1. On this see: Paul Schroeder. The Transformation of European Politics, 1763-1848. (1994). Where it is quite noticeable that Schroeder does not cite Kissinger once in the entirety of the text of more than seven-hundred pages.
2. Ibid. See also: Paul Schroeder, "Did the Vienna Settlement Rest on a Balance of Power". The American Historical Review. (June 1992), pp. 683-705. See also: Robert Jarvis, "A Political Science Perspective on the Balance of Power and the Concert". The American Historical Review. (June 1992), pp. 716-724.

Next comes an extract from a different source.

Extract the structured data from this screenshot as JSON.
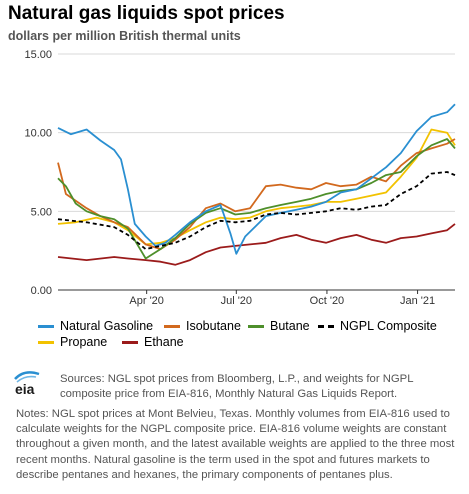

3. For the more egregiously sycophantic statements by Kissinger on Chou see: Henry A. Kissinger. The White House Years. (1979), pp. 741-749. See also, volume two of the memoirs: Years of Upheaval. (1982), pp. 45-49 and passim. According to perhaps Kissinger's best biographer, Jussi Hanhimaki, Kissinger had: 'an extraordinary positive view of the Chinese premier [Chou]'. See, The Flawed Architect: Henry Kissinger and American Foreign Policy. (2004), p. 142.
4. For this see: Raymond Garthoff. Détente and Confrontation. Revised Edition. (1994), pp. 24-36 and passim. See also: Hanhimaki, op cit., pp. xviii-xix and passim.
5. For the recent reviews of the historical literature, see: Hew Strachan, "Review Article: The origins of the First World War." International Affairs. (March 2014), pp. 429-439; William Mulligan, "The Trial Continues: New Directions in the Study of the Origins of the First World War." English Historical Review. (June 2014), pp. 639-666. Romedio von Thun-Hohenstein, "Review." The Royal United Services Institute. (February / March 2014).